Он закашлял, прокашлялся с трудом:

- Ты хоть понимаешь, Коткин, что я тебя вместо себя готовлю! Слыхал, наверно, уж такую сплетню? Уходить мне надо, здоровья не осталось…На кого отряд оставлю? Каждый час помереть могу прямо за столом этим, давленье под двести…

Широканов достал из пиджака железную коробочку, вытряс в скрюченную ладонь какие-то таблетки, вбросил их в распахнутый рот.

- Налей-ко воды в стакан, - приказал Лёне. Запил таблетки, помолчал с растерянным лицом, с трясущейся губой. – А он мне тут ситуа-а-ация! – с горечью  передразнил он Коткина.

- Ты о людях подумал, охломон? Ситуация у него! А у нас не ситуация! Люди должны спокойно работать, результат приносить. Ты уйдёшь, я уйду – что будет? Всё тут развалится к херрам собачьим!

Начальник отряда ни с того, ни с сего схватил ещё раз стакан и крепко, как печать поставил, шмякнул донышком о столешницу, вода выплеснулась, забрызгала стол… Как только посуду не раскокал?

- Дезертир ты, Леонид, больше никак назвать тебя не могу.

Он вскочил со стула, и тяжело, но быстро ступая, перешёл к своему креслу, за начальнический стол. Плюхнулся и уткнулся в какие-то бумаги. Мол, всё! Разговор окончен!

Леонид тоже поднялся. Полуотвернувшись от начальника, он сказал горькие слова:

- Не хотел я рассказывать, Евгений Кузьмич, тяжело мне это всё… Жена у меня, Светлана, пьёт. Алкоголичкой стала, Запои у неё… Такие дела у меня, Евгений Кузьмич.

Маленько скрючился Лёня и пошмыгал носом. Непрост был для него такой разговор:

- А у меня с ней двое детей, парень и девочка. С ней живут… Её, наверно, родительских прав скоро лишат, за пьянку… Так мне передали её родители. Зовут меня…

Губы его задрожали.

- Надо ехать…

Лёня склонил голову, спрятал заблестевшие от влаги глаза.

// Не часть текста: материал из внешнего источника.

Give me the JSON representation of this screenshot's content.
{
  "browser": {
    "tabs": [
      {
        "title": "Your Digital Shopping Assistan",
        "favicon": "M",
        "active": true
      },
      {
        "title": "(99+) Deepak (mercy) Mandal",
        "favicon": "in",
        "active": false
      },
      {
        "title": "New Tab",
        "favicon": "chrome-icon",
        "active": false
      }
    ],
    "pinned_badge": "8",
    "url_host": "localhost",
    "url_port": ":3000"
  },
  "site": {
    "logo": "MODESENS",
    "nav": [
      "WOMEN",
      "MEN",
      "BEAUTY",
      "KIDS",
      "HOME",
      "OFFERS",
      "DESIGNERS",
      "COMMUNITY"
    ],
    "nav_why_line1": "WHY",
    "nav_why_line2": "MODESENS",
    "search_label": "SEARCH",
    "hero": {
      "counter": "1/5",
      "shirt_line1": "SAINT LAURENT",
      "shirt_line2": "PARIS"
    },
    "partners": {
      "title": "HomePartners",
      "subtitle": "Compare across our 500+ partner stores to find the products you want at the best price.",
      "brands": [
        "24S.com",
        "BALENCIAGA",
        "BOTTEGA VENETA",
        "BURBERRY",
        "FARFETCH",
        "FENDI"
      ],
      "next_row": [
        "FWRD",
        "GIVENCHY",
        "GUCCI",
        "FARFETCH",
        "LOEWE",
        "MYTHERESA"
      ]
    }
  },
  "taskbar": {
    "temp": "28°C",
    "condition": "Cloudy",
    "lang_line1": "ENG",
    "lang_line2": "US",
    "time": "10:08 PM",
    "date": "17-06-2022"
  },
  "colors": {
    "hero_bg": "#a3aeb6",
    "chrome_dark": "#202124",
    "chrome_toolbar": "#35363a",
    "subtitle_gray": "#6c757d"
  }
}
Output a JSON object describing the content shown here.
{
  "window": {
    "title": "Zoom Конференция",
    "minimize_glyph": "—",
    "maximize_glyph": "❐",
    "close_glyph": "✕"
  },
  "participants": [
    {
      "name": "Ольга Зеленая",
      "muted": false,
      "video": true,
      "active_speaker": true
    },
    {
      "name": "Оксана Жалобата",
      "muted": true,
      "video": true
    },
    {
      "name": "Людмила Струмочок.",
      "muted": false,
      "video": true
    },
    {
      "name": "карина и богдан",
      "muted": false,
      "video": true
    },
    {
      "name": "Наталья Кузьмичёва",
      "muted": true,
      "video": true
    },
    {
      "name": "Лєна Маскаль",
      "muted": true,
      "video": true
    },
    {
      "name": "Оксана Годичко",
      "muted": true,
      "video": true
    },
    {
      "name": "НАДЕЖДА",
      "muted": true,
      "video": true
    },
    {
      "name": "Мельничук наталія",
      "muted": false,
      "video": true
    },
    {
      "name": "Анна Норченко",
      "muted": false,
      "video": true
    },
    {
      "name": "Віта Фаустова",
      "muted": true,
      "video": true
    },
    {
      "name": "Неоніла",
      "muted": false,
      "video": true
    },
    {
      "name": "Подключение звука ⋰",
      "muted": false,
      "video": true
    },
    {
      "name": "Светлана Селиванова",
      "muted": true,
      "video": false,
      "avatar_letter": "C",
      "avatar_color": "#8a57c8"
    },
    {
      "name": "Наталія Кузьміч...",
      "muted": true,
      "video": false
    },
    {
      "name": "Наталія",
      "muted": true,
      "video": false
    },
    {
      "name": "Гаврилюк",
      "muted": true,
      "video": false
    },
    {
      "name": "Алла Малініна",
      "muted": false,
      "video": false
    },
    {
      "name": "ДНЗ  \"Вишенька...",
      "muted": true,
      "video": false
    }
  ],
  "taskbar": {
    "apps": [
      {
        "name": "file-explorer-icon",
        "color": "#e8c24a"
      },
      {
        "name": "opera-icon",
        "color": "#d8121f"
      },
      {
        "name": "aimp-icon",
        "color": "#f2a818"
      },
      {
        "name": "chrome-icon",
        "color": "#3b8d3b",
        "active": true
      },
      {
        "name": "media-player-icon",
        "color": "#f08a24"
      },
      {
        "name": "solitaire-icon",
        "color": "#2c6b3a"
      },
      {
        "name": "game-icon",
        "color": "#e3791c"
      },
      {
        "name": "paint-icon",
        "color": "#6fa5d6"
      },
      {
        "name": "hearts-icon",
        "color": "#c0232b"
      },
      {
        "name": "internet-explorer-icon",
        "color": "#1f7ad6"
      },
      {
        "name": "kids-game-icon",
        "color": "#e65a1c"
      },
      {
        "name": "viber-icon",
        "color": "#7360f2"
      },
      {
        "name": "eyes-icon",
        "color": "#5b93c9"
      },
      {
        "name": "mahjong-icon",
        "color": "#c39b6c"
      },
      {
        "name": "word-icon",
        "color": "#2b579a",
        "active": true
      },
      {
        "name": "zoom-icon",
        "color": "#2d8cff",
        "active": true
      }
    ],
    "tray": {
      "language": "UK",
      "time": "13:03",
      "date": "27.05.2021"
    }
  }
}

Широканов медленно положил локти на стол, уставился в одну точку на противоположной стене.

- Вот так, значит…

Какое-то время он молчал.

- Дак ты, Леонид, выдернул бы её сюда с ребятами заодно. Чего-нибудь будем варганить вместе с нашим отрядом. Жильё выправим, это уж за мной. Ребят в школу, в сад, куда надо. Выручать надо твою бабу.

- Я, Евгений Кузьмич, пытался, да не выходит у меня. Не едет и всё. Там родители у неё ещё, престарелые люди. Тоже как дети малые. Прибаливают они. Светлану не отпускают, боятся совсем дочку потерять.

Коткин стоял растерянный, с разведёнными в недоумении руками.

- И вот, что мне делать, Евгений Кузьмич? Уезжать я не хочу, прирос тут ко всему, к коллективу нашему, но беда у меня… Семью надо спасать.

Начальник авиаотряда покачался в кресле с боку набок, покряхтел и горестно-обреченно махнул рукой.

 

***

Ещё в лётном училище случилось у Лёни Коткина происшествие, казалось бы, рядовое, обычное в каждой курсантской среде. Но кто мог предположить, что именно оно катком пройдётся по его судьбе.

Дело было предвыпускной весной. Началось всё с дурацких вроде бы слухов. Мол, комсорг курса Витька Винников ведёт себя слишком уж безобразно с девчонками, приходящими в училище на танцы. Витька, не в пример многим, форменный красавчик, охмурял девушек, заводил с ними шашни, добивался своего, а потом бросал. Теперь, якобы, появилась у него новая жертва. Валандается он с ней, прогуливается вечерами, болтает без умолку, но среди дружков хвастает, что дело подходит к завершению и он вот-вот отрапортует о новой победе.

Лёню такие дела никогда особо не интересовали. Мало ли кто и чего болтает, а эти дела личные. Пусть молодёжь сама разбирается.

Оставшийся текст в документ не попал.